Last week, while out jogging with the dog, I passed a group of parents, kids, and a couple of other dogs waiting at a school bus stop. Now, I’ll be the first to admit that my mutt isn’t the world’s mellowest critter. Sometimes when he sees other animals, he’ll pull on the leash and try to greet them; other times, he’ll growl or bark. This time, though, he ran along calmly beside me, and didn’t even glance at the crowd gathered at the bus stop, despite the fact that a little white dog was barking at him.
“Mom,” said one of the kids. “Look at that doggie. He’s so cute.”
I smiled to myself and whispered, “Good boy.”
So it was a little surprising to hear the mother’s reply to her child. “No he’s not! That dog’s not cute at all.”

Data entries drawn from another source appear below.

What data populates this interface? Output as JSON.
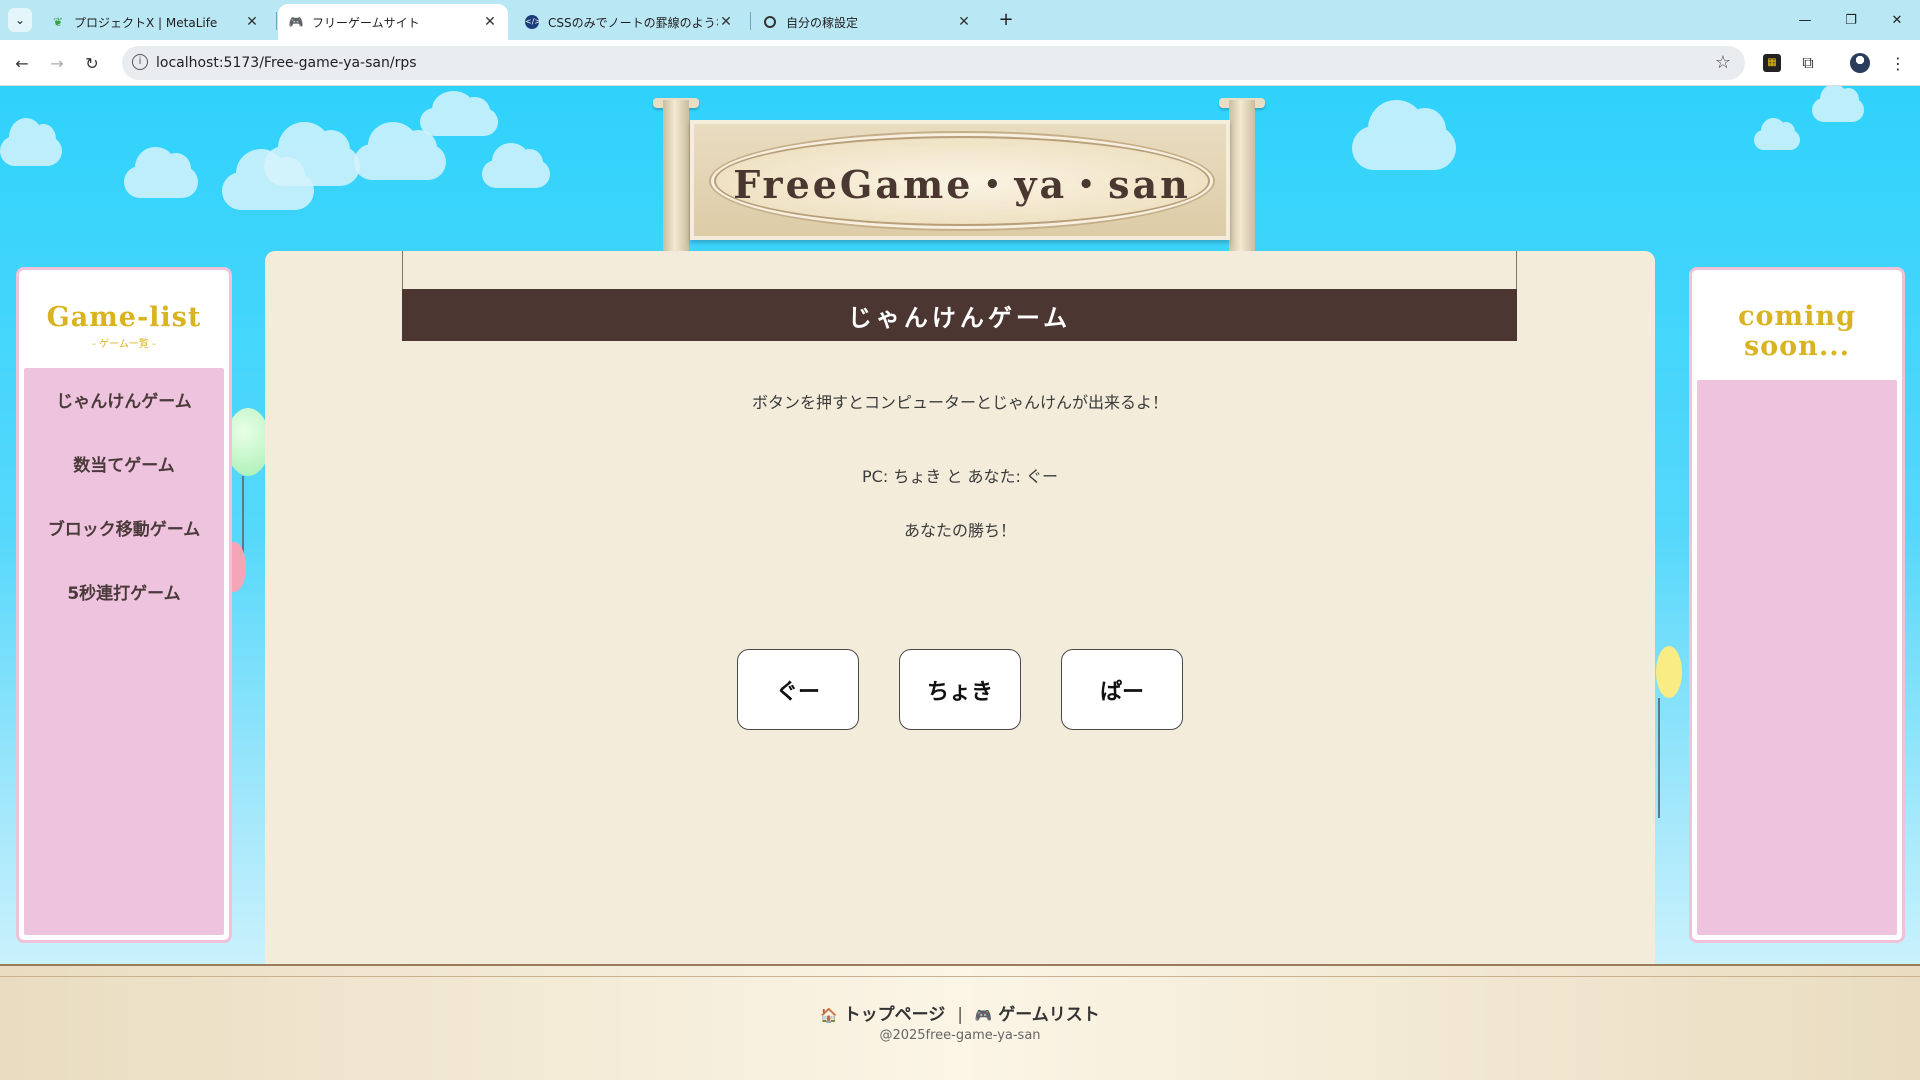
{
  "browser": {
    "tabs": [
      {
        "title": "プロジェクトX | MetaLife",
        "icon": "metalife-icon"
      },
      {
        "title": "フリーゲームサイト",
        "icon": "gamepad-icon"
      },
      {
        "title": "CSSのみでノートの罫線のようなスタ",
        "icon": "code-icon"
      },
      {
        "title": "自分の稼設定",
        "icon": "target-icon"
      }
    ],
    "url": "localhost:5173/Free-game-ya-san/rps"
  },
  "sign": {
    "title": "FreeGame・ya・san"
  },
  "sidebar_left": {
    "title": "Game-list",
    "subtitle": "- ゲーム一覧 -",
    "items": [
      {
        "label": "じゃんけんゲーム"
      },
      {
        "label": "数当てゲーム"
      },
      {
        "label": "ブロック移動ゲーム"
      },
      {
        "label": "5秒連打ゲーム"
      }
    ]
  },
  "sidebar_right": {
    "title_line1": "coming",
    "title_line2": "soon..."
  },
  "game": {
    "title": "じゃんけんゲーム",
    "description": "ボタンを押すとコンピューターとじゃんけんが出来るよ！",
    "result_hands": "PC: ちょき と あなた: ぐー",
    "result_message": "あなたの勝ち！",
    "buttons": [
      {
        "label": "ぐー"
      },
      {
        "label": "ちょき"
      },
      {
        "label": "ぱー"
      }
    ]
  },
  "footer": {
    "top_icon": "house-icon",
    "top_label": "トップページ",
    "separator": "|",
    "list_icon": "gamepad-icon",
    "list_label": "ゲームリスト",
    "copyright": "@2025free-game-ya-san"
  }
}
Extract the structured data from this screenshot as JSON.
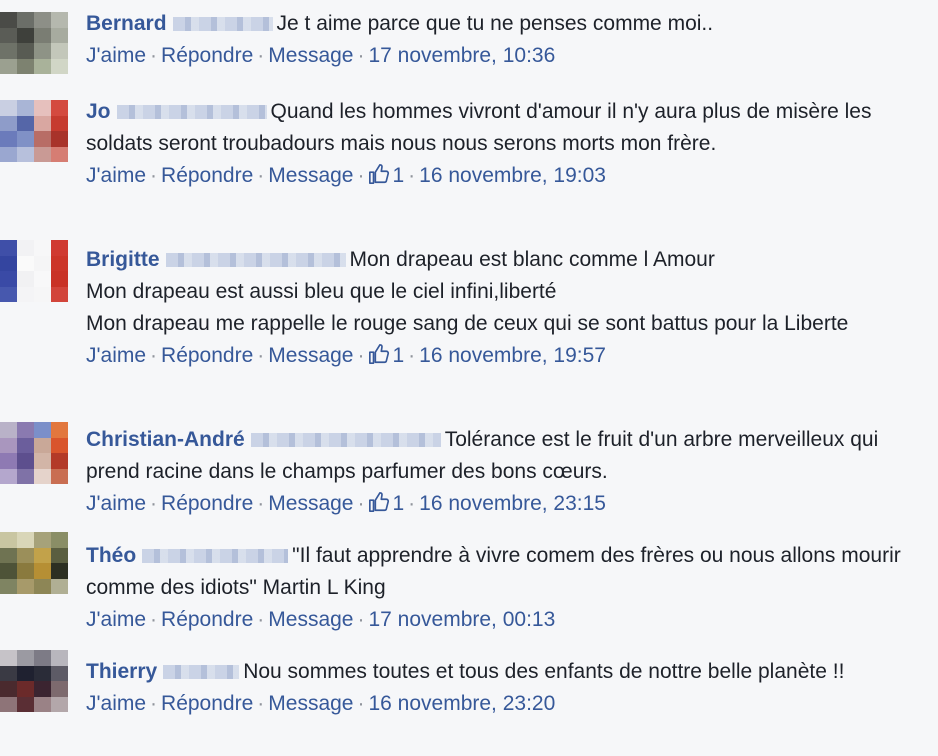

What? I kept on running—starting an argument at a bus stop about a dog’s attractiveness isn’t my style—but I was a little hurt. Then we turned a corner and all was temporarily forgotten.
Later on, though, the incident crossed my mind again. And this time, it bothered me for a different reason. I mean, why would a parent say that to a child in such a definitive way? Perhaps, if she really found my dog so aesthetically unpleasing, she could have said, “I don’t think he’s cute, but maybe some people do.” That way, the child could form his or her own opinion.
I was feeling very self-righteous until I remembered visiting the local pet store with my own kids when they were very young. The store sold all kinds of creatures—fish, lizards, small rodents, birds—and we’d browse in there from time to time. But the one thing I avoided in that place was the ferret area. The ferrets were kept in a large glass case with a vent on the top, and the stench from the case was overwhelming. I don’t think the smell came from the ferrets themselves, but from their waste, which mustn’t have been cleaned frequently enough. In any event, the smell made me want to vomit, and I recall telling my kids—on more than one occasion—that “ferrets are disgusting.”
But that wasn’t cool! I mean, I may not be a huge ferret fan (sorry ferret fans) but I was doing the exact same thing as the woman who declared my dog un-cute. And you know what? Despite the fact that my kids love animals and have asked for pretty much every type of pet imaginable—we currently have a dog, a cat, and some fish—they’ve never asked for a ferret. And I can’t help but wonder if that’s because I instilled in them, at very young ages, that ferrets are repulsive.
Thinking more on the topic, I realize I’ve been sharing other opinions with my kids as well, and stating them as absolute facts. For example, there are a couple of musicians and bands (I won’t name them, OK?) that I’ve forbidden on my car radio. Is it because these musicians offend me with obscene or racist lyrics? No. As far as I know, they don’t write offensive material. They’ve simply been banned because, as my kids will tell you, “Mom says they suck.” Hmm. Not very objective, huh? Perhaps I could’ve told my children, “I don’t care for XY’s music, but lots of people love it, so you should decide for yourself what you think.” Of course, it’s common knowledge that kids will often choose to listen to the exact music their parents despise just to piss them off, so maybe I’ll get my comeuppance some day. Maybe one of them will run off and elope with someone on my “banned list”—and go live on a ferret farm—or maybe they’ll blast bad music at my funeral. If so, I guess I’ll deserve it.
Anyway, I’m now making it a goal to be more careful about voicing opinions to my children. They’re teenagers now, after all, and will soon be adults, making adult decisions and possibly passing their views on to their own offspring. So will I continue to tell them that Donald Trump’s a buffoon? No! Instead, I’ll say I don’t think he’d make a great president, but every American has a right to vote for his or her favorite candidate. Is liver the most repulsive excuse for food ever put on a plate? No, it’s simply not something I enjoy, but it’s packed with nutrients.